Africa Growth Pilot/Online self-paced course/Module 2/What is Wikisource?
Let's talk about Wikisource: This is another way in which absolutely anyone can contribute. And Wikisource, I remind you, is a digital library. It contains whole texts, whole books, that are either public domain because their copyright has expired -- they are old books -- or they have somehow been released under a free license. For example, some academic works are available under a free license, even when they're from 2023. Some government works, like the US federal government's, are public domain to begin with.

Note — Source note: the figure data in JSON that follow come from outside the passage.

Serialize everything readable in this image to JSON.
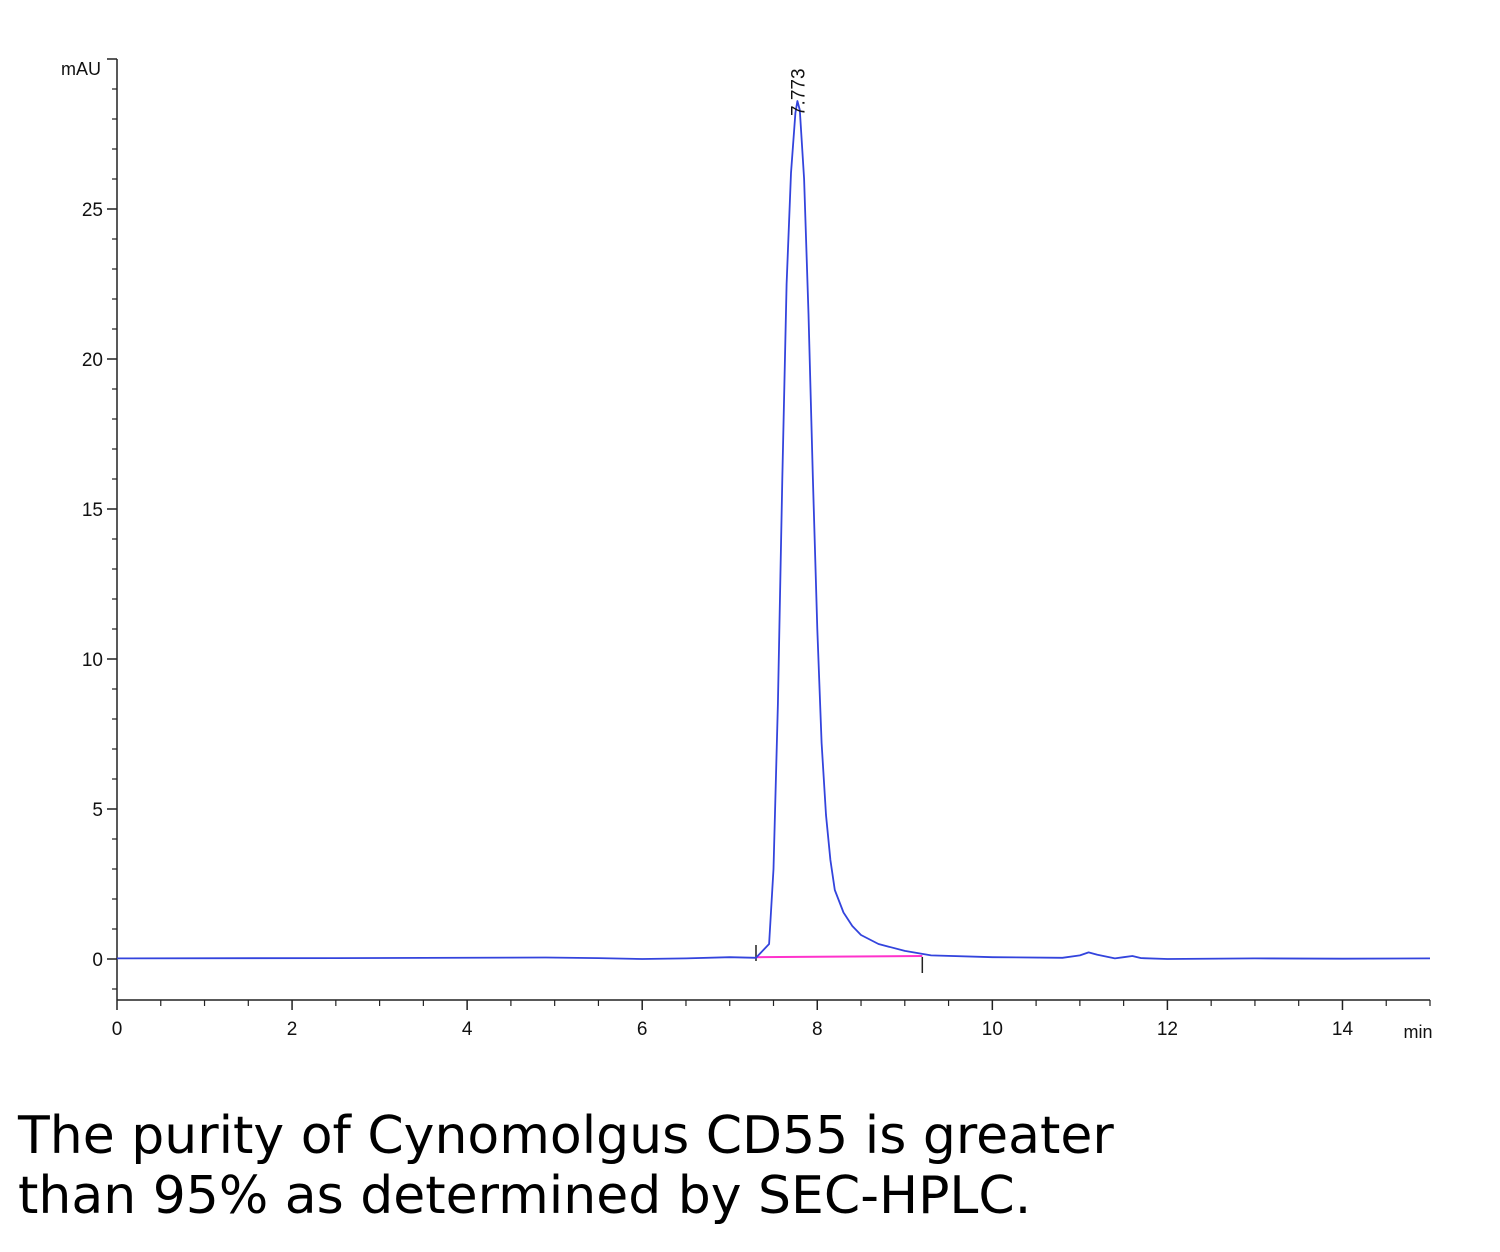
{
  "chart_data": {
    "type": "line",
    "title": "",
    "xlabel": "min",
    "ylabel": "mAU",
    "xlim": [
      0,
      15
    ],
    "ylim": [
      -1.4,
      30
    ],
    "x_ticks": [
      0,
      2,
      4,
      6,
      8,
      10,
      12,
      14
    ],
    "y_ticks": [
      0,
      5,
      10,
      15,
      20,
      25
    ],
    "grid": false,
    "series": [
      {
        "color": "#3344dd",
        "x": [
          0,
          2.5,
          4.9,
          5.5,
          6.0,
          6.5,
          7.0,
          7.3,
          7.45,
          7.5,
          7.55,
          7.6,
          7.65,
          7.7,
          7.75,
          7.773,
          7.8,
          7.85,
          7.9,
          7.95,
          8.0,
          8.05,
          8.1,
          8.15,
          8.2,
          8.3,
          8.4,
          8.5,
          8.7,
          9.0,
          9.3,
          10.0,
          10.8,
          11.0,
          11.1,
          11.2,
          11.4,
          11.5,
          11.6,
          11.7,
          12.0,
          13.0,
          14.0,
          15.0
        ],
        "y": [
          0.02,
          0.03,
          0.05,
          0.03,
          0.0,
          0.02,
          0.06,
          0.04,
          0.5,
          3.0,
          8.5,
          16.0,
          22.5,
          26.2,
          28.2,
          28.6,
          28.3,
          26.0,
          21.5,
          16.0,
          11.0,
          7.2,
          4.8,
          3.3,
          2.3,
          1.55,
          1.1,
          0.8,
          0.5,
          0.27,
          0.12,
          0.06,
          0.04,
          0.12,
          0.22,
          0.14,
          0.02,
          0.06,
          0.1,
          0.03,
          0.0,
          0.02,
          0.01,
          0.02
        ]
      }
    ],
    "baseline": {
      "color": "#ff33cc",
      "x": [
        7.3,
        9.2
      ],
      "y": [
        0.06,
        0.1
      ]
    },
    "integration_marks": [
      7.3,
      9.2
    ],
    "annotations": [
      {
        "x": 7.773,
        "text": "7.773"
      }
    ]
  },
  "caption": {
    "line1": "The purity of Cynomolgus CD55 is greater",
    "line2": "than 95% as determined by SEC-HPLC."
  }
}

And the way this library works is that you take the text, the source text, the book or the document; You scan it, meaning you create images from the pages; Then these scans are converted to text, converted from graphics, from pixels, to text, to characters, using software called OCR -- Optical Character Recognition -- which generates a text, with mistakes.
Then, because there are mistakes, we have humans, human volunteers -- that's us -- proofread the results of the optical character recognition and correct anything that the computer got wrong. That's the job. That's the work in Wikisource. Plus a little bit of organizing like categorizing, etc.

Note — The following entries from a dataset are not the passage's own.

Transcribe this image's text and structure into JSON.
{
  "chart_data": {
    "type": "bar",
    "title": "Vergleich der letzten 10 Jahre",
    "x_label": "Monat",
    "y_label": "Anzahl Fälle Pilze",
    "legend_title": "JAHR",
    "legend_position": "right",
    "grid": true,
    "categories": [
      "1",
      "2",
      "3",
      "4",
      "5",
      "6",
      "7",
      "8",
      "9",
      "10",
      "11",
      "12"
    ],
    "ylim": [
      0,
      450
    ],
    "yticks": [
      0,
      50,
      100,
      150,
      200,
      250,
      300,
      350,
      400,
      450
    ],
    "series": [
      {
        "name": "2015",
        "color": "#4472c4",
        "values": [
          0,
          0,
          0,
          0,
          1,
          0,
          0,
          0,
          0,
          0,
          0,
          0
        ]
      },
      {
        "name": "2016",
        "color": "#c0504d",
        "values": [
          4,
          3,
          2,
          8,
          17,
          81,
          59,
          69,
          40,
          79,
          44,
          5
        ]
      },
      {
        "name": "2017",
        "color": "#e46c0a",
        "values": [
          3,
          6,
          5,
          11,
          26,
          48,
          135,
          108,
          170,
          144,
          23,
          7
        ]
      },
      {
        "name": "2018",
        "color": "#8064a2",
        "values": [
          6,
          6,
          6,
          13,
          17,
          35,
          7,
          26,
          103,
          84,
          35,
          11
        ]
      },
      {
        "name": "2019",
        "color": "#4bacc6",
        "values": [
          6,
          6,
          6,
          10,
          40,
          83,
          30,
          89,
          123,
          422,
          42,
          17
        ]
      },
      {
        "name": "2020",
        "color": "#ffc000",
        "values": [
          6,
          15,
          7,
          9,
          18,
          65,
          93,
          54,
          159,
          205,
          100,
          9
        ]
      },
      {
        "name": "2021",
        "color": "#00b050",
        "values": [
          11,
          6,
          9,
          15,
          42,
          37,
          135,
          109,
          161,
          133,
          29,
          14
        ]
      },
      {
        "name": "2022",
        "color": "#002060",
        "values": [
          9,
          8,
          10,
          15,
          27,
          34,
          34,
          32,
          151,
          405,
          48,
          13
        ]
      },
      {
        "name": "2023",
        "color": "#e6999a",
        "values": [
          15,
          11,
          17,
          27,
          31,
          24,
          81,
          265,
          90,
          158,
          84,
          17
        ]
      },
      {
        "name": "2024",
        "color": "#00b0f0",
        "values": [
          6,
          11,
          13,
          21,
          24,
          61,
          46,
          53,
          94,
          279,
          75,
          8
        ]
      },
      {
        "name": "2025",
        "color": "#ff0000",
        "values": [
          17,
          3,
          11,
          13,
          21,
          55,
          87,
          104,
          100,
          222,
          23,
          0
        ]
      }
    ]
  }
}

This is what Wikisource looks like. Let's take a live tour. This is the main page of Wikisource, and you can see that it has a featured text, like Wikipedia has a featured article, and it has a box that mentions a bunch of new texts. I wanted to show that you can browse Wikisource, for example, by period. If you're especially interested in texts from the Middle Ages -- the European Middle Ages -- you can click there. You can also browse by genre. If you're interested in horror stories, you can click the picture of Edgar Allan Poe and look for some horror stories, specifically. So it's a library, right? You can browse the library in a number of ways. You can search it.
Of course, once you click on some particular author, you get a list of their works, in this case the Irish playwright George Bernard Shaw. And if you click on one of the works, like Pygmalion, you have the actual full text of, in this case, the play Pygmalion.
It's just a text repository. This is the reader's experience. This is how someone interested in reading the texts in the library can browse Wikisource.